What level of support has the campaign received so far?

The campaign is still quite young, but we have gotten a lot of support from local and international leftist groups. Students in Vienna are mirroring our protests, and students all over Germany are standing in solidarity.

The law was originally introduced in 1968. Do you think that we are experiencing a new radicalisation of students?

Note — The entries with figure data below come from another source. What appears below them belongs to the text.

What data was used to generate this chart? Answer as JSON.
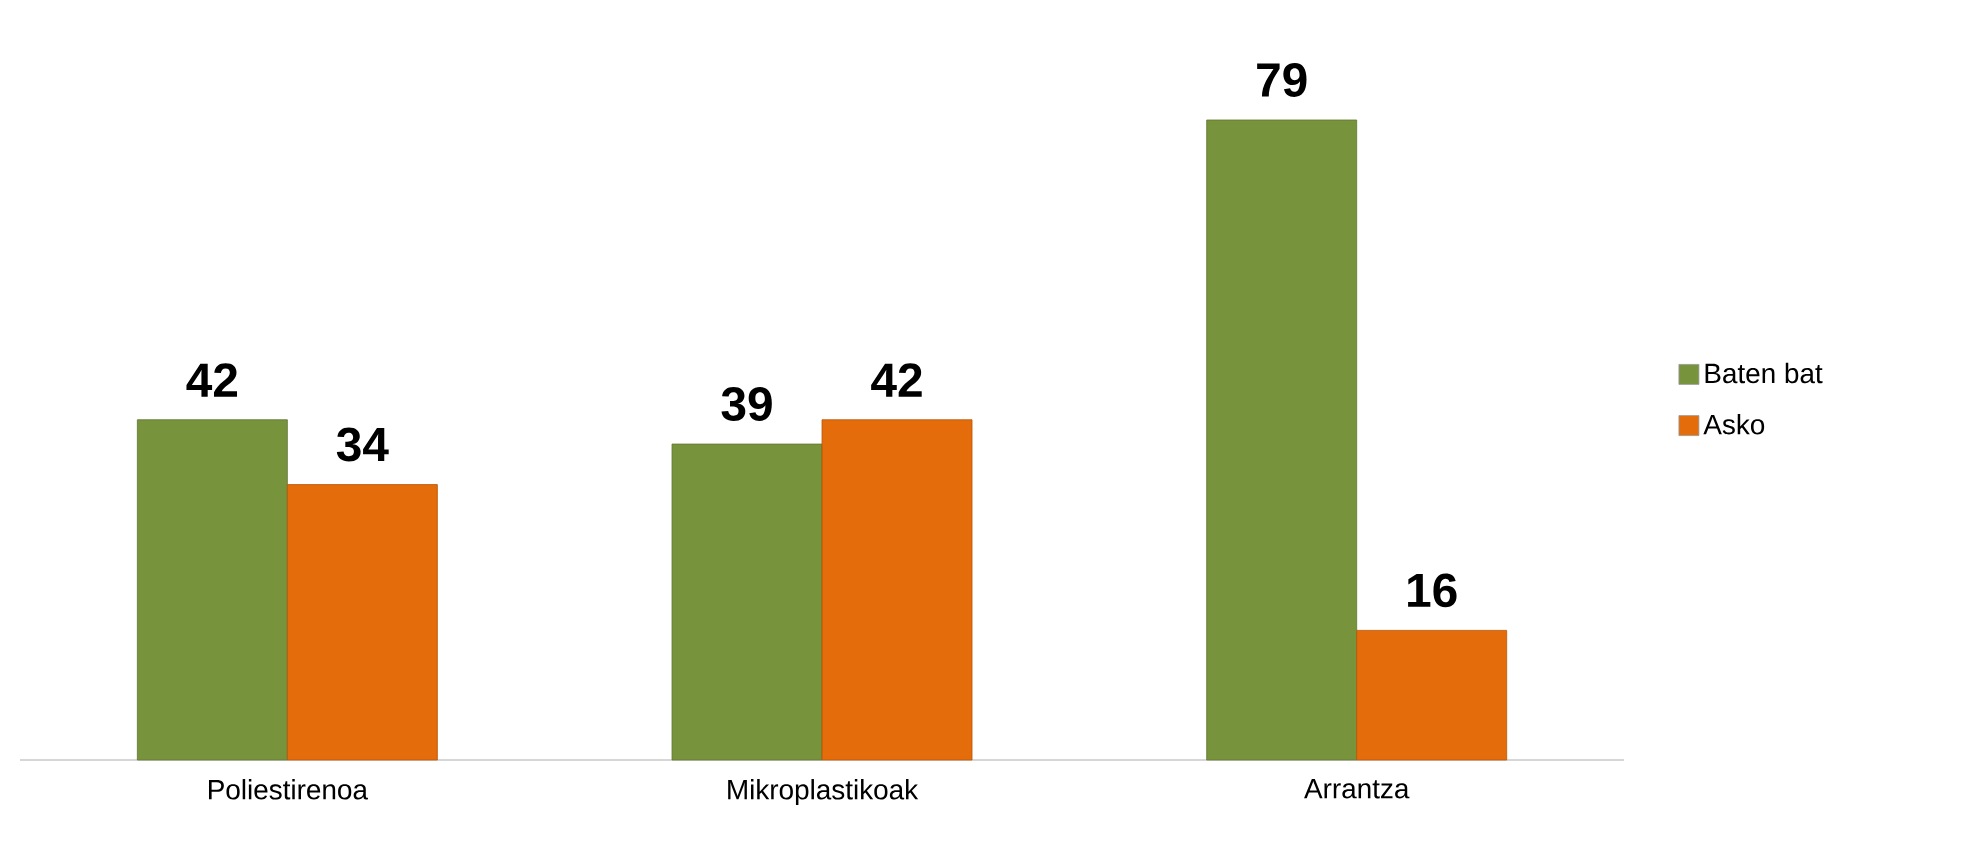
{
  "chart_data": {
    "type": "bar",
    "categories": [
      "Poliestirenoa",
      "Mikroplastikoak",
      "Arrantza"
    ],
    "series": [
      {
        "name": "Baten bat",
        "color": "#77933c",
        "values": [
          42,
          39,
          79
        ]
      },
      {
        "name": "Asko",
        "color": "#e46c0a",
        "values": [
          34,
          42,
          16
        ]
      }
    ],
    "data_labels": true,
    "legend": "right"
  }
}
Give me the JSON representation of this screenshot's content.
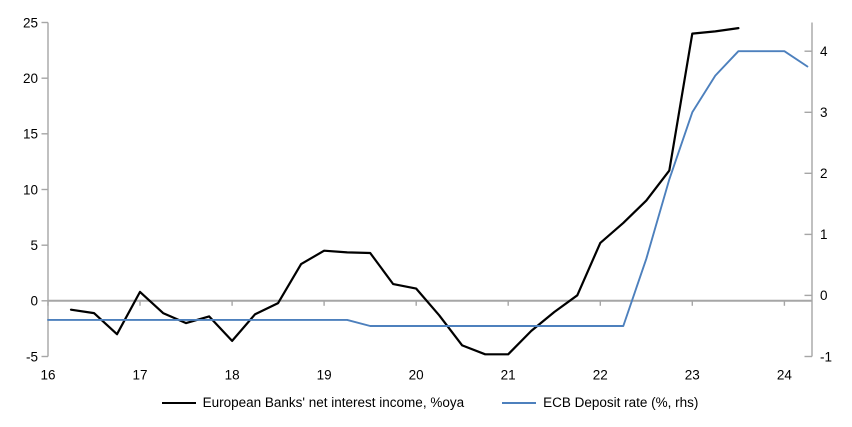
{
  "chart_data": {
    "type": "line",
    "title": "",
    "xlabel": "",
    "ylabel_left": "",
    "ylabel_right": "",
    "grid": "zero-line-only",
    "legend_position": "bottom",
    "x_axis": {
      "range": [
        16,
        24.3
      ],
      "tick_values": [
        16,
        17,
        18,
        19,
        20,
        21,
        22,
        23,
        24
      ],
      "tick_labels": [
        "16",
        "17",
        "18",
        "19",
        "20",
        "21",
        "22",
        "23",
        "24"
      ]
    },
    "y_axis_left": {
      "range": [
        -5,
        25
      ],
      "tick_values": [
        -5,
        0,
        5,
        10,
        15,
        20,
        25
      ],
      "tick_labels": [
        "-5",
        "0",
        "5",
        "10",
        "15",
        "20",
        "25"
      ]
    },
    "y_axis_right": {
      "range": [
        -1,
        4.47
      ],
      "tick_values": [
        -1,
        0,
        1,
        2,
        3,
        4
      ],
      "tick_labels": [
        "-1",
        "0",
        "1",
        "2",
        "3",
        "4"
      ]
    },
    "series": [
      {
        "name": "European Banks' net interest income, %oya",
        "axis": "left",
        "color": "#000000",
        "width": 2.2,
        "x": [
          16.25,
          16.5,
          16.75,
          17.0,
          17.25,
          17.5,
          17.75,
          18.0,
          18.25,
          18.5,
          18.75,
          19.0,
          19.25,
          19.5,
          19.75,
          20.0,
          20.25,
          20.5,
          20.75,
          21.0,
          21.25,
          21.5,
          21.75,
          22.0,
          22.25,
          22.5,
          22.75,
          23.0,
          23.25,
          23.5
        ],
        "values": [
          -0.8,
          -1.1,
          -3.0,
          0.8,
          -1.1,
          -2.0,
          -1.4,
          -3.6,
          -1.2,
          -0.2,
          3.3,
          4.5,
          4.35,
          4.3,
          1.5,
          1.1,
          -1.3,
          -4.0,
          -4.8,
          -4.8,
          -2.7,
          -1.0,
          0.5,
          5.2,
          7.0,
          9.0,
          11.7,
          24.0,
          24.2,
          24.5
        ]
      },
      {
        "name": "ECB Deposit rate (%, rhs)",
        "axis": "right",
        "color": "#4d80bd",
        "width": 1.9,
        "x": [
          16.0,
          16.25,
          16.5,
          16.75,
          17.0,
          17.25,
          17.5,
          17.75,
          18.0,
          18.25,
          18.5,
          18.75,
          19.0,
          19.25,
          19.5,
          19.75,
          20.0,
          20.25,
          20.5,
          20.75,
          21.0,
          21.25,
          21.5,
          21.75,
          22.0,
          22.25,
          22.5,
          22.75,
          23.0,
          23.25,
          23.5,
          23.75,
          24.0,
          24.25
        ],
        "values": [
          -0.4,
          -0.4,
          -0.4,
          -0.4,
          -0.4,
          -0.4,
          -0.4,
          -0.4,
          -0.4,
          -0.4,
          -0.4,
          -0.4,
          -0.4,
          -0.4,
          -0.5,
          -0.5,
          -0.5,
          -0.5,
          -0.5,
          -0.5,
          -0.5,
          -0.5,
          -0.5,
          -0.5,
          -0.5,
          -0.5,
          0.6,
          1.9,
          3.0,
          3.6,
          4.0,
          4.0,
          4.0,
          3.75
        ]
      }
    ]
  },
  "legend": {
    "items": [
      {
        "label": "European Banks' net interest income, %oya",
        "color": "#000000"
      },
      {
        "label": "ECB Deposit rate (%, rhs)",
        "color": "#4d80bd"
      }
    ]
  },
  "colors": {
    "background": "#ffffff",
    "axis": "#a6a6a6",
    "zero_line": "#a6a6a6",
    "text": "#000000",
    "series_black": "#000000",
    "series_blue": "#4d80bd"
  }
}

I think the shift to the right will naturally lead to an increasing radicalisation of the students. Historically, so many great movements have started on campus and as this political shift progresses, I am sure that the resistance against that will continue at universities.

There was a lobby of the Berliner Senat on 26th March. What are the next steps for the campaign?

We are a grassroots movement of students and feel that the streets are the place for us to be, so we want to keep protesting and make ourselves heard. We also want to continue with international outreach, our social media campaign, and to stay in touch with those who can speak with politicians and lobby that way.

How can non-students support your campaign?

By sharing our content, giving us platforms, informing others about this proposed change, and most importantly, taking to the streets with us.

And what can students do?

We have been hearing that a lot of students aren’t even aware of these proposed changes. So, I think spreading awareness is crucial. We also encourage students to get organised and stay united. They are trying to divide us, and we need to remember that this law could affect us all, whether we are politically active or not.